All these components are very common programs in the *NIX world.
Sample eBooks
Below provides some sample ebooks generated from real-world opensource projects like weighttp, LuaJIT, and Nginx.
weighttp
weighttp is a lightweight and small benchmarking tool for webservers.
LuaJIT
LuaJIT is a Just-In-Time Compiler (JIT) for the Lua programming language. Lua is a powerful, dynamic and light-weight programming language.
Nginx
Nginx is an open source reverse proxy server for HTTP, HTTPS, SMTP, POP3, and IMAP protocols, as well as a load balancer, HTTP cache, and a web server (origin server).
GDB
The GNU Project Debugger.
ktap
ktap is a lightweight script-based dynamic tracing tool for Linux.
Known issues
vim
is the dominating performance bottleneck when running thesrc2html.pl
tool with the--color
option.- When a tag has multiple targets, only the first one is picked up (in the future, we may provide a middle page listing all the targets for the user to choose, just as in the LXR Cross Referencer).
- The default
ctags
program on Mac OS X is not Exuberant ctags, and thus not supported at all. You can install the rightctags
utility via Homebrew, for example.
TODO
- Better support for languages like Java.
Author
Yichun "agentzh" Zhang (章亦春) agentzh@gmail.com, OpenResty Inc.
Copyright and License
This module is licensed under the BSD license.
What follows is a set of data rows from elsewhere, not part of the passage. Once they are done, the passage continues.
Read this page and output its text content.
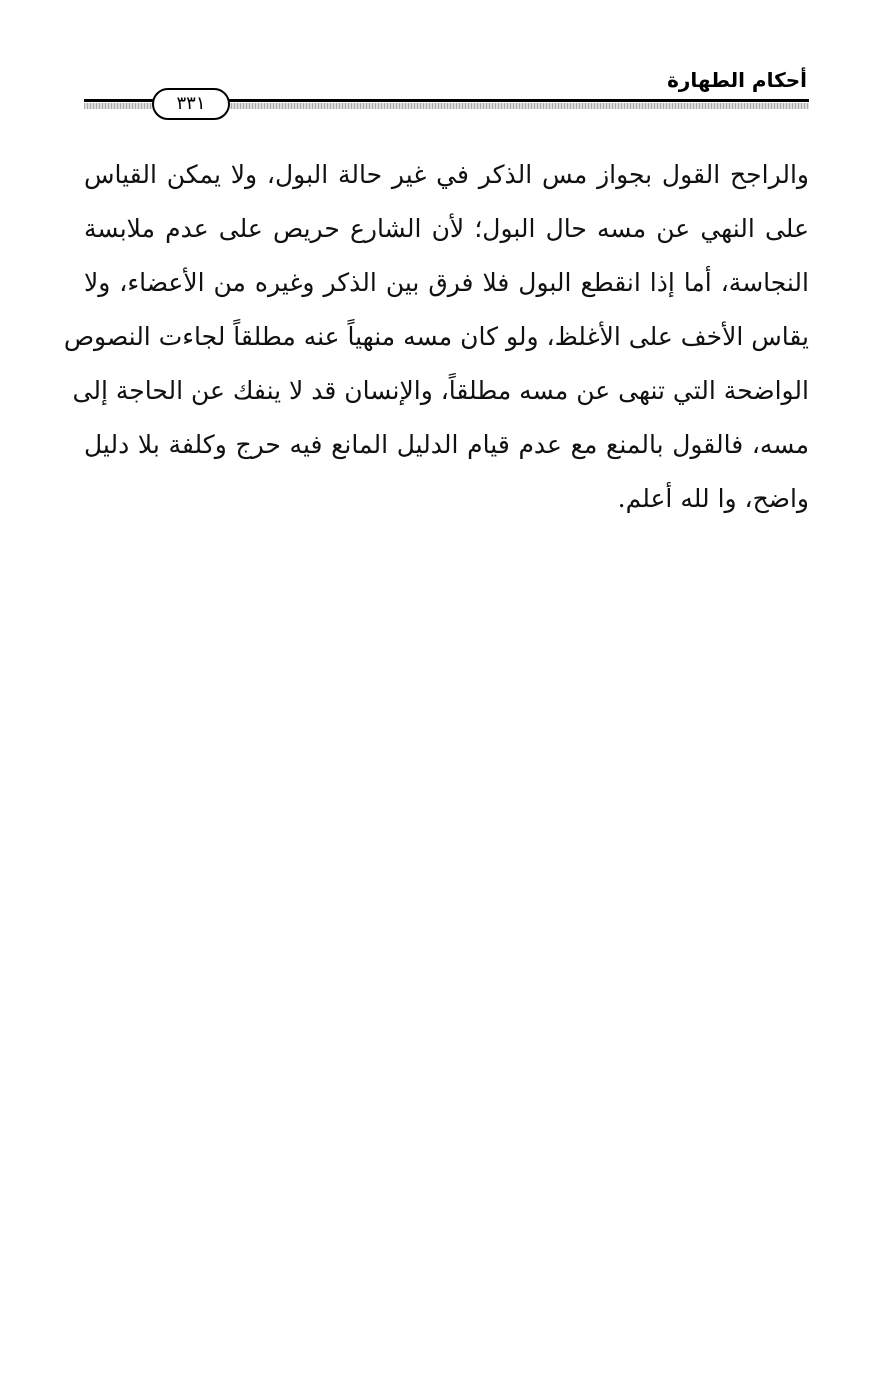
أحكام الطهارة
٣٣١
والراجح القول بجواز مس الذكر في غير حالة البول، ولا يمكن القياس
على النهي عن مسه حال البول؛ لأن الشارع حريص على عدم ملابسة
النجاسة، أما إذا انقطع البول فلا فرق بين الذكر وغيره من الأعضاء، ولا
يقاس الأخف على الأغلظ، ولو كان مسه منهياً عنه مطلقاً لجاءت النصوص
الواضحة التي تنهى عن مسه مطلقاً، والإنسان قد لا ينفك عن الحاجة إلى
مسه، فالقول بالمنع مع عدم قيام الدليل المانع فيه حرج وكلفة بلا دليل
واضح، وا لله أعلم.
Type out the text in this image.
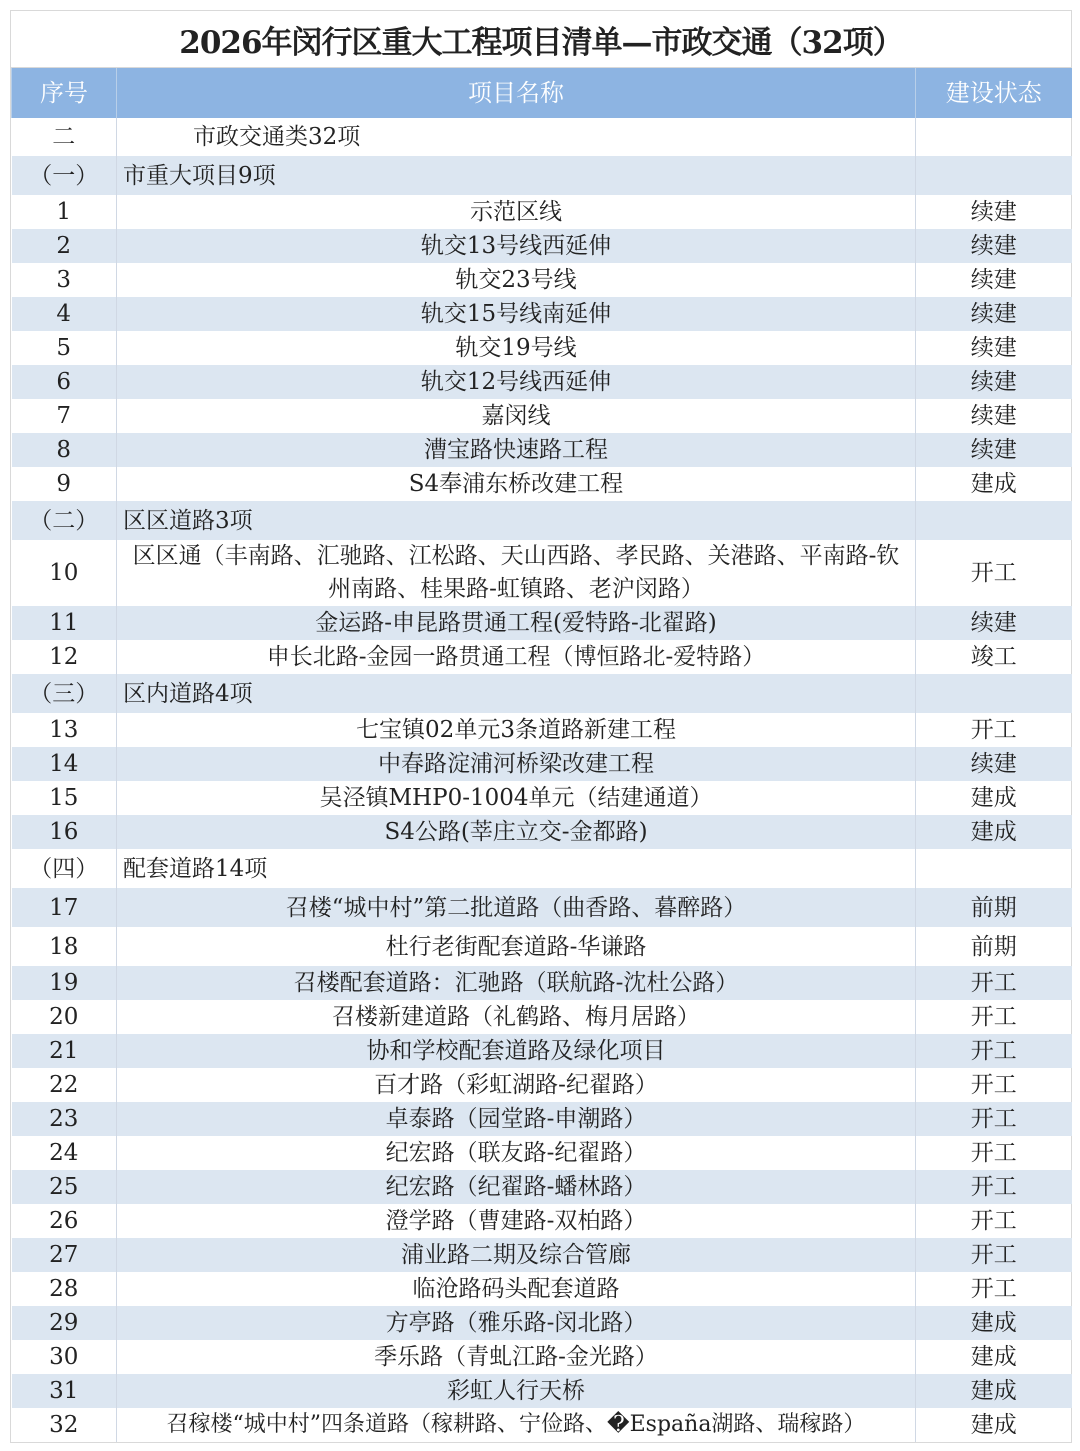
2026年闵行区重大工程项目清单—市政交通（32项）
序号	项目名称	建设状态
二	市政交通类32项	
（一）	市重大项目9项	
1	示范区线	续建
2	轨交13号线西延伸	续建
3	轨交23号线	续建
4	轨交15号线南延伸	续建
5	轨交19号线	续建
6	轨交12号线西延伸	续建
7	嘉闵线	续建
8	漕宝路快速路工程	续建
9	S4奉浦东桥改建工程	建成
（二）	区区道路3项	
10	区区通（丰南路、汇驰路、江松路、天山西路、孝民路、关港路、平南路-钦州南路、桂果路-虹镇路、老沪闵路）	开工
11	金运路-申昆路贯通工程(爱特路-北翟路)	续建
12	申长北路-金园一路贯通工程（博恒路北-爱特路）	竣工
（三）	区内道路4项	
13	七宝镇02单元3条道路新建工程	开工
14	中春路淀浦河桥梁改建工程	续建
15	吴泾镇MHP0-1004单元（结建通道）	建成
16	S4公路(莘庄立交-金都路)	建成
（四）	配套道路14项	
17	召楼“城中村”第二批道路（曲香路、暮醉路）	前期
18	杜行老街配套道路-华谦路	前期
19	召楼配套道路：汇驰路（联航路-沈杜公路）	开工
20	召楼新建道路（礼鹤路、梅月居路）	开工
21	协和学校配套道路及绿化项目	开工
22	百才路（彩虹湖路-纪翟路）	开工
23	卓泰路（园堂路-申潮路）	开工
24	纪宏路（联友路-纪翟路）	开工
25	纪宏路（纪翟路-蟠林路）	开工
26	澄学路（曹建路-双柏路）	开工
27	浦业路二期及综合管廊	开工
28	临沧路码头配套道路	开工
29	方亭路（雅乐路-闵北路）	建成
30	季乐路（青虬江路-金光路）	建成
31	彩虹人行天桥	建成
32	召稼楼“城中村”四条道路（稼耕路、宁俭路、�España湖路、瑞稼路）	建成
Copyright (C) 2015-2017, by Yichun "agentzh" Zhang, OpenResty Inc.
All rights reserved.
Redistribution and use in source and binary forms, with or without modification, are permitted provided that the following conditions are met:
-
Redistributions of source code must retain the above copyright notice, this list of conditions and the following disclaimer.
-
Redistributions in binary form must reproduce the above copyright notice, this list of conditions and the following disclaimer in the documentation and/or other materials provided with the distribution.
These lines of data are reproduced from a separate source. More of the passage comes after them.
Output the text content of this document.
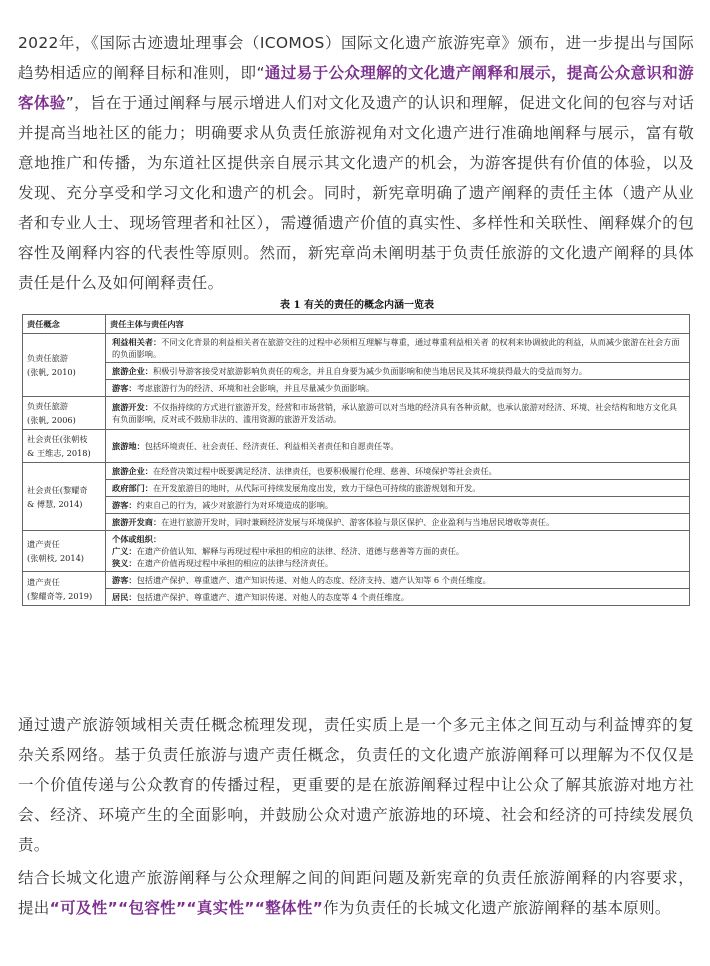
2022年，《国际古迹遗址理事会（ICOMOS）国际文化遗产旅游宪章》颁布，进一步提出与国际趋势相适应的阐释目标和准则，即“通过易于公众理解的文化遗产阐释和展示，提高公众意识和游客体验”，旨在于通过阐释与展示增进人们对文化及遗产的认识和理解，促进文化间的包容与对话并提高当地社区的能力；明确要求从负责任旅游视角对文化遗产进行准确地阐释与展示，富有敬意地推广和传播，为东道社区提供亲自展示其文化遗产的机会，为游客提供有价值的体验，以及发现、充分享受和学习文化和遗产的机会。同时，新宪章明确了遗产阐释的责任主体（遗产从业者和专业人士、现场管理者和社区），需遵循遗产价值的真实性、多样性和关联性、阐释媒介的包容性及阐释内容的代表性等原则。然而，新宪章尚未阐明基于负责任旅游的文化遗产阐释的具体责任是什么及如何阐释责任。

表 1 有关的责任的概念内涵一览表
责任概念	责任主体与责任内容

负责任旅游
(张帆, 2010)	利益相关者：不同文化背景的利益相关者在旅游交往的过程中必须相互理解与尊重，通过尊重利益相关者 的权利来协调彼此的利益，从而减少旅游在社会方面的负面影响。
	旅游企业：积极引导游客接受对旅游影响负责任的观念，并且自身要为减少负面影响和使当地居民及其环境获得最大的受益而努力。
	游客：考虑旅游行为的经济、环境和社会影响，并且尽量减少负面影响。

负责任旅游
(张帆, 2006)	旅游开发：不仅指持续的方式进行旅游开发，经营和市场营销，承认旅游可以对当地的经济具有各种贡献，也承认旅游对经济、环境、社会结构和地方文化具有负面影响，反对或不鼓励非法的、滥用资源的旅游开发活动。

社会责任(张朝枝
& 王维志, 2018)	旅游地：包括环境责任、社会责任、经济责任、利益相关者责任和自愿责任等。

社会责任(黎耀奇
& 傅慧, 2014)	旅游企业：在经营决策过程中既要满足经济、法律责任，也要积极履行伦理、慈善、环境保护等社会责任。
	政府部门：在开发旅游目的地时，从代际可持续发展角度出发，致力于绿色可持续的旅游规划和开发。
	游客：约束自己的行为，减少对旅游行为对环境造成的影响。
	旅游开发商：在进行旅游开发时，同时兼顾经济发展与环境保护、游客体验与景区保护、企业盈利与当地居民增收等责任。

遗产责任
(张朝枝, 2014)	个体或组织：
广义：在遗产价值认知、解释与再现过程中承担的相应的法律、经济、道德与慈善等方面的责任。
狭义：在遗产价值再现过程中承担的相应的法律与经济责任。

遗产责任
(黎耀奇等, 2019)	游客：包括遗产保护、尊重遗产、遗产知识传递、对他人的态度、经济支持、遗产认知等 6 个责任维度。
	居民：包括遗产保护、尊重遗产、遗产知识传递、对他人的态度等 4 个责任维度。

通过遗产旅游领域相关责任概念梳理发现，责任实质上是一个多元主体之间互动与利益博弈的复杂关系网络。基于负责任旅游与遗产责任概念，负责任的文化遗产旅游阐释可以理解为不仅仅是一个价值传递与公众教育的传播过程，更重要的是在旅游阐释过程中让公众了解其旅游对地方社会、经济、环境产生的全面影响，并鼓励公众对遗产旅游地的环境、社会和经济的可持续发展负责。

结合长城文化遗产旅游阐释与公众理解之间的间距问题及新宪章的负责任旅游阐释的内容要求，提出“可及性”“包容性”“真实性”“整体性”作为负责任的长城文化遗产旅游阐释的基本原则。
THIS SOFTWARE IS PROVIDED BY THE COPYRIGHT HOLDERS AND CONTRIBUTORS "AS IS" AND ANY EXPRESS OR IMPLIED WARRANTIES, INCLUDING, BUT NOT LIMITED TO, THE IMPLIED WARRANTIES OF MERCHANTABILITY AND FITNESS FOR A PARTICULAR PURPOSE ARE DISCLAIMED. IN NO EVENT SHALL THE COPYRIGHT HOLDER OR CONTRIBUTORS BE LIABLE FOR ANY DIRECT, INDIRECT, INCIDENTAL, SPECIAL, EXEMPLARY, OR CONSEQUENTIAL DAMAGES (INCLUDING, BUT NOT LIMITED TO, PROCUREMENT OF SUBSTITUTE GOODS OR SERVICES; LOSS OF USE, DATA, OR PROFITS; OR BUSINESS INTERRUPTION) HOWEVER CAUSED AND ON ANY THEORY OF LIABILITY, WHETHER IN CONTRACT, STRICT LIABILITY, OR TORT (INCLUDING NEGLIGENCE OR OTHERWISE) ARISING IN ANY WAY OUT OF THE USE OF THIS SOFTWARE, EVEN IF ADVISED OF THE POSSIBILITY OF SUCH DAMAGE.